THREE MILES FROM THE BOXCARS, Jekker encountered a police roadblock. A baby-faced cop told him that the canyon ahead was closed due to an accident and possible rockslides, but then let Jekker through when he told him he had a place up the road, this side of the accident.

“Just keep a lookout,” the cop said.

“Will do.”

Jerk.

How was Jekker supposed to do that?

Be looking up as he drove?

Two miles later something weird happened. A helicopter sat on the canyon road. Two others circled directly above. The chopper must have just landed because there were no cars by it.

Three people stood outside, two men and a woman.

Jekker recognized the woman.

She was Jena Vernon, the green-eyed TV 8 reporter, blond, very hot.

He actually had a dream about her once. They were making out in the backseat of a car at night. She was a dog in heat, insatiable, nothing more than a heaping pile of animal lust. She had Jekker’s cock in her hand and was trying to get him to put it in, but he was holding out, teasing her, making her beg for it. That’s when a pack of flying monkeys showed up and carried the car into the sky, miles and miles above the earth, almost into outer space, and dropped it.

Weird.

 

JEKKER PULLED UP TO THE CHOPPER AND STEPPED OUT.

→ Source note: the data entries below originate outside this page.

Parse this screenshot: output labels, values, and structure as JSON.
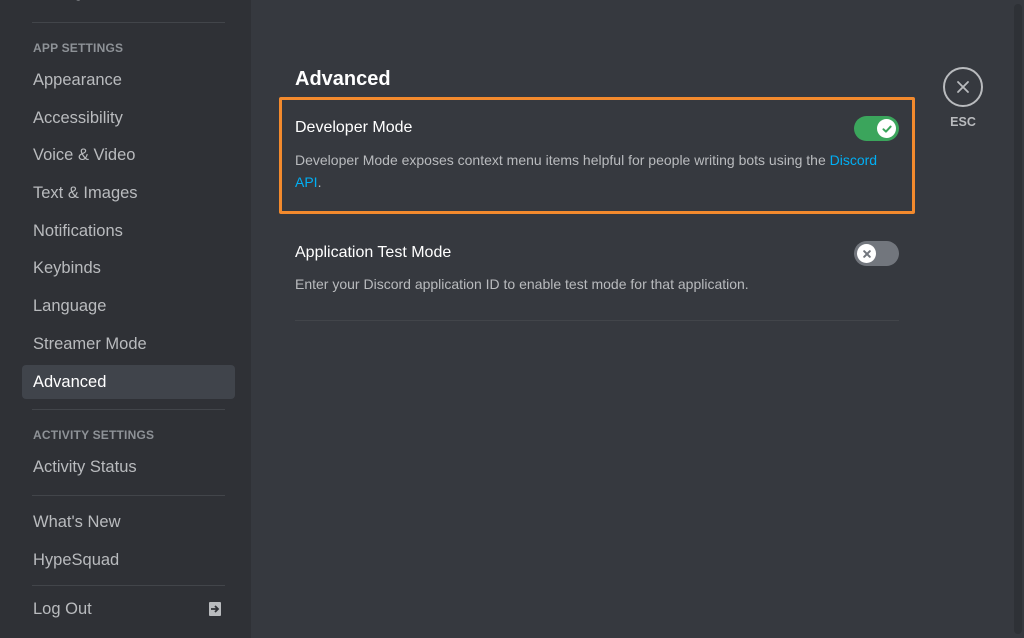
{
  "sidebar": {
    "cut_item": "Settings",
    "sections": [
      {
        "header": "App Settings",
        "items": [
          {
            "label": "Appearance"
          },
          {
            "label": "Accessibility"
          },
          {
            "label": "Voice & Video"
          },
          {
            "label": "Text & Images"
          },
          {
            "label": "Notifications"
          },
          {
            "label": "Keybinds"
          },
          {
            "label": "Language"
          },
          {
            "label": "Streamer Mode"
          },
          {
            "label": "Advanced",
            "active": true
          }
        ]
      },
      {
        "header": "Activity Settings",
        "items": [
          {
            "label": "Activity Status"
          }
        ]
      }
    ],
    "misc_items": [
      {
        "label": "What's New"
      },
      {
        "label": "HypeSquad"
      }
    ],
    "logout": {
      "label": "Log Out",
      "icon": "logout-icon"
    }
  },
  "main": {
    "title": "Advanced",
    "settings": [
      {
        "title": "Developer Mode",
        "description_prefix": "Developer Mode exposes context menu items helpful for people writing bots using the ",
        "link_text": "Discord API",
        "description_suffix": ".",
        "enabled": true,
        "highlighted": true
      },
      {
        "title": "Application Test Mode",
        "description": "Enter your Discord application ID to enable test mode for that application.",
        "enabled": false
      }
    ],
    "close": {
      "label": "ESC",
      "icon": "close-icon"
    }
  },
  "colors": {
    "accent_link": "#00aff4",
    "toggle_on": "#3ba55c",
    "toggle_off": "#72767d",
    "highlight_border": "#f38a2d"
  }
}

“You guys okay?” he asked.

A man wearing jeans and T-shirt, no doubt the pilot, said, “We’re fine. But if you’re trying to get up the road, this bad boy isn’t going anywhere for a while.”

It turned out that they had been covering the car that got squashed by the boulder, developed problems and made an emergency landing. A mechanical crew was en route to evaluate the aircraft but probably wouldn’t be able to repair it in place. That meant that a crane would need to be brought in to lift the aircraft onto a flatbed.

“We’re looking at some serious time,” the pilot said.

Jekker half listened as the pilot talked and half focused on Jena Vernon, now sitting on the riverbank and tossing rocks into the water. She wore beige cotton pants and a short-sleeve white blouse, simple but sexy. He walked over and sat down.

“You see that boulder sticking out of the river over there?” he asked, pointing.

She did.

“I’m not going to tell you my name unless you can hit it with a rock.”

She checked him out then stood up and threw a rock.

She missed and threw another.

And another.

And another.

Then she hit it, just barely, on the side, but a hit nonetheless.

She sat down and said, “Okay, so what’s your name?”

“Dylan.”

She shook his hand.

“I’m Jena Vernon.”

“I know,” he said.

Five minutes later her phone rang. She told Jekker, “Excuse me a moment,” and answered. Then, into the phone, “Teff—no, I’m okay—honest—well, yeah, there is one thing you could do now that you mention it—get me drunk and take advantage of me—I am serious—”

She hung up and said, “An old friend of mine.”

“Lucky guy,” he said.

74

Day Nine—June 19

Tuesday Night

 

THE THREE WOMEN FOLLOWED THE BLACK SEDAN as it looped around towards Larimer Square but then lost it after getting stuck at a light. That was fine with London. Her watch said midnight and her body said sleep.

Twenty minutes later she was back at her apartment. She took a quick shower and stretched out face down in bed, wearing flannel pajama shorts and a tank top, barely awake. She didn’t look up when Hannah turned off the living room lights and walked into the room.

“Long day,” Hannah said.

“Mmm.”

“What you need is a backrub,” Hannah said.